Two's complement is the standard way to represent positive and negative integers in binary. With $n$ bits:

• Range: $-2^{n-1}$ to $2^{n-1}-1$
• The most significant bit (MSB) acts as the sign bit: 0 = positive, 1 = negative

For 8 bits: range is $-128$ to $+127$.

Interpreting a two's complement number:

The MSB has a negative place value: $-2^{n-1}$.

$\underset{-128}{\underbrace{1}}0011010_2=-128+16+8+2=-102$

$\underset{+0}{\underbrace{0}}1101001_2=0+64+32+8+1=105$

To negate a number (flip its sign): invert all bits, then add 1.

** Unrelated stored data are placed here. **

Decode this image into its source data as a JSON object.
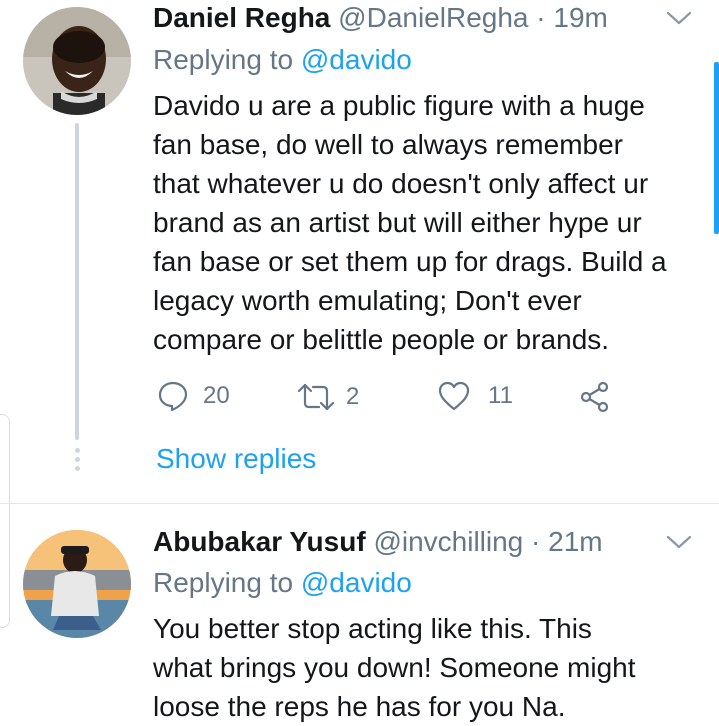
{
  "tweets": [
    {
      "name": "Daniel Regha",
      "handle": "@DanielRegha",
      "separator": "·",
      "time": "19m",
      "replying_prefix": "Replying to",
      "replying_to": "@davido",
      "text_lines": [
        "Davido u are a public figure with a huge",
        "fan base, do well to always remember",
        "that whatever u do doesn't only affect ur",
        "brand as an artist but will either hype ur",
        "fan base or set them up for drags. Build a",
        "legacy worth emulating; Don't ever",
        "compare or belittle people or brands."
      ],
      "replies": "20",
      "retweets": "2",
      "likes": "11",
      "show_replies": "Show replies"
    },
    {
      "name": "Abubakar Yusuf",
      "handle": "@invchilling",
      "separator": "·",
      "time": "21m",
      "replying_prefix": "Replying to",
      "replying_to": "@davido",
      "text_lines": [
        "You better stop acting like this. This",
        "what brings you down! Someone might",
        "loose the reps he has for you Na."
      ]
    }
  ],
  "icons": {
    "reply": "reply-icon",
    "retweet": "retweet-icon",
    "like": "heart-icon",
    "share": "share-icon",
    "caret": "chevron-down-icon"
  },
  "colors": {
    "accent": "#1da1f2",
    "secondary_text": "#657786",
    "primary_text": "#14171a",
    "divider": "#e1e8ed"
  }
}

Example — represent $-37$ in 8-bit two's complement:

Step 1: write $+37$ in binary: $00100101_2$

Step 2: invert all bits: $11011010_2$

Step 3: add 1: $11011010+00000001=11011011_2$

So $-37=11011011_2$.

Verify using the sign-bit method: $-128+64+16+8+2+1=-128+91=-37$ ✓

Converting negative two's complement to decimal:

Given $11110011_2$: apply the same process — invert and add 1: Invert: $00001100_2$ Add 1: $00001101_2=13_{10}$ Therefore $11110011_2=-13_{10}$.

Binary subtraction is performed by adding the two's complement of the subtrahend:

$A-B=A+(-B)$

Worked example — compute $10-6$ in 8-bit two's complement:

$10=00001010_2$

$-6$: start with $+6=00000110$; invert: $11111001$; add 1: $11111010_2$

  0000 1010   (+10)
+ 1111 1010   ( -6)
-----------
1 0000 0100   (carry-out discarded)

Result: $00000100_2=4_{10}$ ✓ (carry out of the MSB is discarded for correct results)

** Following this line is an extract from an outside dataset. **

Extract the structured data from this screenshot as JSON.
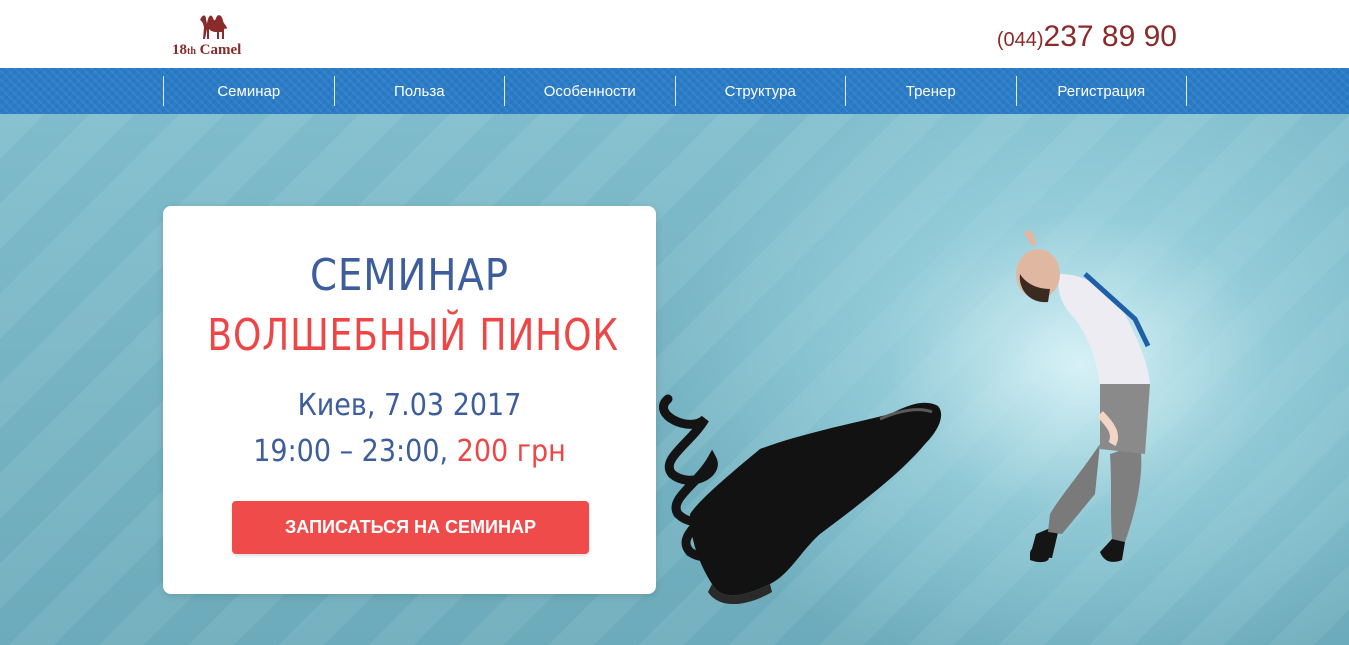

Overflow occurs when the result exceeds the range of $n$ bits. In two's complement: overflow is detected when the carry into the MSB differs from the carry out of the MSB.

	Unsigned binary	Two's complement
8-bit range	0 to 255	−128 to 127
Negative values	Not representable	Representable
MSB role	Place value $2^{n-1}$	Negative place value $-2^{n-1}$
Addition same?	Yes	Yes
Overflow detection	Carry out of MSB	Carry in ≠ carry out of MSB

The same 8-bit pattern has different meanings under unsigned vs two's complement:

• $10000000_2$ unsigned = $128_{10}$
• $10000000_2$ two's complement = $-128_{10}$

1. Using the wrong range formula

Unsigned $n$-bit range: $0$ to $2^n-1$. Two's complement $n$-bit range: $-2^{n-1}$ to $2^{n-1}-1$. Note the asymmetry — there is one more negative value than positive.

2. Forgetting to add 1 when negating

Inverting the bits alone gives the one's complement, not the two's complement. The +1 step is essential. Omitting it gives the wrong result.

3. Not discarding the carry-out in subtraction

When subtracting with two's complement, a carry-out of the MSB is expected for a correct positive result. It must be discarded, not included in the answer.

4. Misreading the sign of a two's complement number

A leading 1 does not mean the number is a large positive. $11111111_2$ two's complement = $-1$, not $255$.